BAGHDAD — Fewer than half the leaders of the Arab world showed up at an Arab summit in Baghdad on Thursday, a snub to the Iraqi government that reflects how trenchantly the sectarian division between Sunnis and Shiites and the rivalry with neighboring Iran define the Middle East’s politics today.
As the summit opened in a former palace of ousted Iraqi dictator Saddam Hussein, the powerful Sunni monarchs of Saudi Arabia, Qatar, other Gulf nations and Jordan and Morocco were absent.
The only ruler from the Gulf to attend was the emir of Kuwait, Sheik Sabah Al Ahmad Al Sabah, whose attendance was significant because Saddam invaded Kuwait in 1990 and occupied it for nearly seven months before a U.S.-led coalition drove his army out.
Relations between the two neighbors have been fraught with tension since, even after Saddam’s 2003 ouster. Sheik Al Sabah’s attendance should cap recent improvement in relations.
One reason for the absences was the Gulf leaders’ deep distrust of Iraq’s Shiite-dominated government, which they believe is a proxy for Iran.
In unusually direct remarks, Qatar’s prime minister said the lower representation was to protest what he called the Baghdad government’s marginalization of Iraq’s Sunni Muslim minority.
Another reason was the bitterness surrounding the main issue hanging over the summit - the conflict in Syria - on which Iraq has taken an ambivalent stand.
Arab leaders in the Gulf want tough action to stop the Syrian regime’s bloody crackdown on the opposition, with their eye on ultimately bringing down President Bashar Assad. If Mr. Assad goes, they hope, they can break Sunni-majority Syria out of its alliance with Iran.
However, Iraq, which also has close ties to Iran, has resisted any strong measures by the Arab League on Syria, with Iraqi Foreign Minister Hoshyar Zebari saying he was opposed to foreign intervention there.
The summit is the first held by the 22-member league since the Arab Spring revolts began sweeping through the region more than a year ago. The turmoil forced the cancellation of last year’s summit.

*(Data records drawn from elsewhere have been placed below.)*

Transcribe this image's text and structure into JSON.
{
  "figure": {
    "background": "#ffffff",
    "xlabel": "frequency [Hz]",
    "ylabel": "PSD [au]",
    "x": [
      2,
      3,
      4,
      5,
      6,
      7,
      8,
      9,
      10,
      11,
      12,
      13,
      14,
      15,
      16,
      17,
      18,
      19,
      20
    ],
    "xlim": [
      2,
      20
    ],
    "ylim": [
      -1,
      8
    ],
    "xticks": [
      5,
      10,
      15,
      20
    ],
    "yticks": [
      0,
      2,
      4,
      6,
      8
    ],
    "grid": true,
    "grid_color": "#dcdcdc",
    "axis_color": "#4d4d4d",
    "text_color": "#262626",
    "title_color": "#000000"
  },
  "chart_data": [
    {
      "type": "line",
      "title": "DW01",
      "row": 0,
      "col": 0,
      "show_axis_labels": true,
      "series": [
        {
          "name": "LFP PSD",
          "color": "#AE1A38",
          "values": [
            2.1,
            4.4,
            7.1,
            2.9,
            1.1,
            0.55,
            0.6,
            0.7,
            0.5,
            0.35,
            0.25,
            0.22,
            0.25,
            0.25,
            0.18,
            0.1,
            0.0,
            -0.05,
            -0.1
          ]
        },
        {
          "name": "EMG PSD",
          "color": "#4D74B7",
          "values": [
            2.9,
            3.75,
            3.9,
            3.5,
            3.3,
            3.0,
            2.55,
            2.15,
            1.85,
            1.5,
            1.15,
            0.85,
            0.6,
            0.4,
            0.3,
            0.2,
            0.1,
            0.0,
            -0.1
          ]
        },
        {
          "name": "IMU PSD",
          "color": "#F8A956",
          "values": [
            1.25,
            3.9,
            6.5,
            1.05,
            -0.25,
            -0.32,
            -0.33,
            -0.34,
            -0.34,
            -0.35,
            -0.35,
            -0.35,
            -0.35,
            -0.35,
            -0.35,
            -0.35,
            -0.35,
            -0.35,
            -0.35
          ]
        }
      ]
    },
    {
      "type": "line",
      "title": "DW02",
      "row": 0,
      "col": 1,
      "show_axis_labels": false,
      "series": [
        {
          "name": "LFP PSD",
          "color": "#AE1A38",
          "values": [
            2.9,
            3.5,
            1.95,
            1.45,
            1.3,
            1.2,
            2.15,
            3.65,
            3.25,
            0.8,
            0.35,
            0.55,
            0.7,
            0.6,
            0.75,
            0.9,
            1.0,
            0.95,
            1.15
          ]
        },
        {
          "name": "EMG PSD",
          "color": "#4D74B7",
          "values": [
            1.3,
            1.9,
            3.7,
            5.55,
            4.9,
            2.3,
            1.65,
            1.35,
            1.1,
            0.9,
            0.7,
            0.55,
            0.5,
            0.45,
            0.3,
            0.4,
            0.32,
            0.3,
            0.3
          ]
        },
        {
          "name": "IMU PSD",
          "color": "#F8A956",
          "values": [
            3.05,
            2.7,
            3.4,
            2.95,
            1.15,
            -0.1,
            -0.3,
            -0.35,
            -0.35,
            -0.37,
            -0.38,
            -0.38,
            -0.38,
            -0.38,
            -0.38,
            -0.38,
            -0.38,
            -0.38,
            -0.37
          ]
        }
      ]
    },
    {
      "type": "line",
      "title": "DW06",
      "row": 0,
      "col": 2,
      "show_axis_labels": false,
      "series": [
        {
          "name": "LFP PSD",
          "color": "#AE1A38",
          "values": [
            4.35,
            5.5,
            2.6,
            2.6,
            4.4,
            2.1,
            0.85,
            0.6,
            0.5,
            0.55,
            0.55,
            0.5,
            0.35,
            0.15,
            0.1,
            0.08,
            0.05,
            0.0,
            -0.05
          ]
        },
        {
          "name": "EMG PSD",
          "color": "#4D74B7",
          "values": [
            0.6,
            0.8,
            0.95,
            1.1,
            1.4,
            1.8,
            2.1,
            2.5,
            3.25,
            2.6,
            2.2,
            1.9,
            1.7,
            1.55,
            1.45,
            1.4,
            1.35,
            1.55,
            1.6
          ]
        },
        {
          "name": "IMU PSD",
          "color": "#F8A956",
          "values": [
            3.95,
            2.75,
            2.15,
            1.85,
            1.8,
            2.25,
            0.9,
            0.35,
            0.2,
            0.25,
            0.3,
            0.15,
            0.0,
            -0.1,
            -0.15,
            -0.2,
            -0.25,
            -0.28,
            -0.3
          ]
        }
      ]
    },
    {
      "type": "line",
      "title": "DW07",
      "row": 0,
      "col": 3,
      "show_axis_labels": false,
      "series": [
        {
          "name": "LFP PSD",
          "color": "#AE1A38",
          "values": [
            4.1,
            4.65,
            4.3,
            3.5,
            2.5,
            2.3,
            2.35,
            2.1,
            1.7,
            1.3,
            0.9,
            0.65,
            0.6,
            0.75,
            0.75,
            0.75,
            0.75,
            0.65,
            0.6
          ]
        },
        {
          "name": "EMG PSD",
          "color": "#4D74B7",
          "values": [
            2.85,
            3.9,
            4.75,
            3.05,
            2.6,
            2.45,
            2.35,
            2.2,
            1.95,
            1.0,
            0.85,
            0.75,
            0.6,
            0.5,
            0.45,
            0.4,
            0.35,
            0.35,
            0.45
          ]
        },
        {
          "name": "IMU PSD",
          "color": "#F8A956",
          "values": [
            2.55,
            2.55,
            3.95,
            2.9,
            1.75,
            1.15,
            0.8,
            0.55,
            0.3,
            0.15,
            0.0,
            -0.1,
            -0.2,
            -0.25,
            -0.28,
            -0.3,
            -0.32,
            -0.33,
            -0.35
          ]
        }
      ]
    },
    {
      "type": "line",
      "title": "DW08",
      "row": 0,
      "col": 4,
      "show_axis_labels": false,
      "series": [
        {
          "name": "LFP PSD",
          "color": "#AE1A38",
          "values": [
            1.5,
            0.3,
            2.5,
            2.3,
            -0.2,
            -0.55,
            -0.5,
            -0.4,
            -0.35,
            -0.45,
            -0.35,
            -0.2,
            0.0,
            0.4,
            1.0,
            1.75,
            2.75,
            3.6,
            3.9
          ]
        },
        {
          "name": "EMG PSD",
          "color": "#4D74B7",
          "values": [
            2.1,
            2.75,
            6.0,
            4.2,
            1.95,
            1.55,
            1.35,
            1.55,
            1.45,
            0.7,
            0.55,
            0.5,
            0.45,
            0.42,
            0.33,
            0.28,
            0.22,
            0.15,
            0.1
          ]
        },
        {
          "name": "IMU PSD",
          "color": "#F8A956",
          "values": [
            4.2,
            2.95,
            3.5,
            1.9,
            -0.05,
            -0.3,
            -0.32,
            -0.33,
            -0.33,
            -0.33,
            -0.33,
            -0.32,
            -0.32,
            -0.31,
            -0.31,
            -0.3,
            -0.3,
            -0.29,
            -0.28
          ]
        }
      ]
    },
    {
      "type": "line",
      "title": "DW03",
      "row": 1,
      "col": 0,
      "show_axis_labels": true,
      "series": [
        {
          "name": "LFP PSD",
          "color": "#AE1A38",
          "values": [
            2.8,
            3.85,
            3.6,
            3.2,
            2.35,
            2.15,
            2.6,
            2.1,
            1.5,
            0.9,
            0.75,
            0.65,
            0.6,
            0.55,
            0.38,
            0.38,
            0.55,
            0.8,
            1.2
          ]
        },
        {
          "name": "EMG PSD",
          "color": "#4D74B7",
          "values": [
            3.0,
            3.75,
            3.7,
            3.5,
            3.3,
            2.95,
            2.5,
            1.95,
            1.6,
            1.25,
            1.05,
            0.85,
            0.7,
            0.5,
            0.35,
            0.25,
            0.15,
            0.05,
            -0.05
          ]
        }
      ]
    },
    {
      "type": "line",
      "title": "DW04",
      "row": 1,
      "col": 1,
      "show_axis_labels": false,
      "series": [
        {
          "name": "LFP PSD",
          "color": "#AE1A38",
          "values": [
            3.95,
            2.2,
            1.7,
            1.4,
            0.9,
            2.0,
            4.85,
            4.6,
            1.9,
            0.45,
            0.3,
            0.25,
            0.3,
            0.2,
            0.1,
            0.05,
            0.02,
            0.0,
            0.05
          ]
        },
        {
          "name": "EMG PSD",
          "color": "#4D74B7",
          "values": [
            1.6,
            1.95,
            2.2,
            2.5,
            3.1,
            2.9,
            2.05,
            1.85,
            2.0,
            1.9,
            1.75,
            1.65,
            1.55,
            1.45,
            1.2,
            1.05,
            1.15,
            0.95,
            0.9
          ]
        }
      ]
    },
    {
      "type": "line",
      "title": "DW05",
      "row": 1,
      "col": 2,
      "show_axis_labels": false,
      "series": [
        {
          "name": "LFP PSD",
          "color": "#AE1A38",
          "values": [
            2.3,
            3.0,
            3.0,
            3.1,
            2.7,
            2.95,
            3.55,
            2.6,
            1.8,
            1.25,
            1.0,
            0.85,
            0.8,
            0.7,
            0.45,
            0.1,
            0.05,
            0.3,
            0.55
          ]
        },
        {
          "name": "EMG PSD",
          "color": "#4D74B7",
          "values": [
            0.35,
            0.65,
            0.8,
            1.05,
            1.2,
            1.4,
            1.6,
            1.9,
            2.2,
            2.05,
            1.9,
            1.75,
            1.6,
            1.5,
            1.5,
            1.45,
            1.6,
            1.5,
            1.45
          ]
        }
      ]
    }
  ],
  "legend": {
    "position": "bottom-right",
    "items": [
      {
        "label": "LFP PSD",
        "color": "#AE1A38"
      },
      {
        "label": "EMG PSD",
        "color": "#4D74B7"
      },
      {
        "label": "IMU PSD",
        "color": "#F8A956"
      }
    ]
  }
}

Since then, four perennials of the summit have been swept from the scene - Egypt’s Hosni Mubarak, Yemen’s Ali Abdullah Saleh, Tunisia’s Zine El Abidine Ben Ali and Libya’s Moammar Gadhafi.
The new leaders of Tunisia and Libya were among the 10 heads of state who attended, but Egypt and Yemen sent lower-level figures, a reflection of the domestic turmoil still roiling those nations.
Iraq had hoped that hosting the summit - its first Arab summit since 1990 - would herald its return to the Arab fold after two decades of isolation.
But the absences and the ability of militants to launch attacks despite a massive security operation - a mortar hit an area not far from the summit’s venue as the meeting started - suggest that Iraq still may have some way to go before it could fully return to normalcy and reintegrate into the Arab world.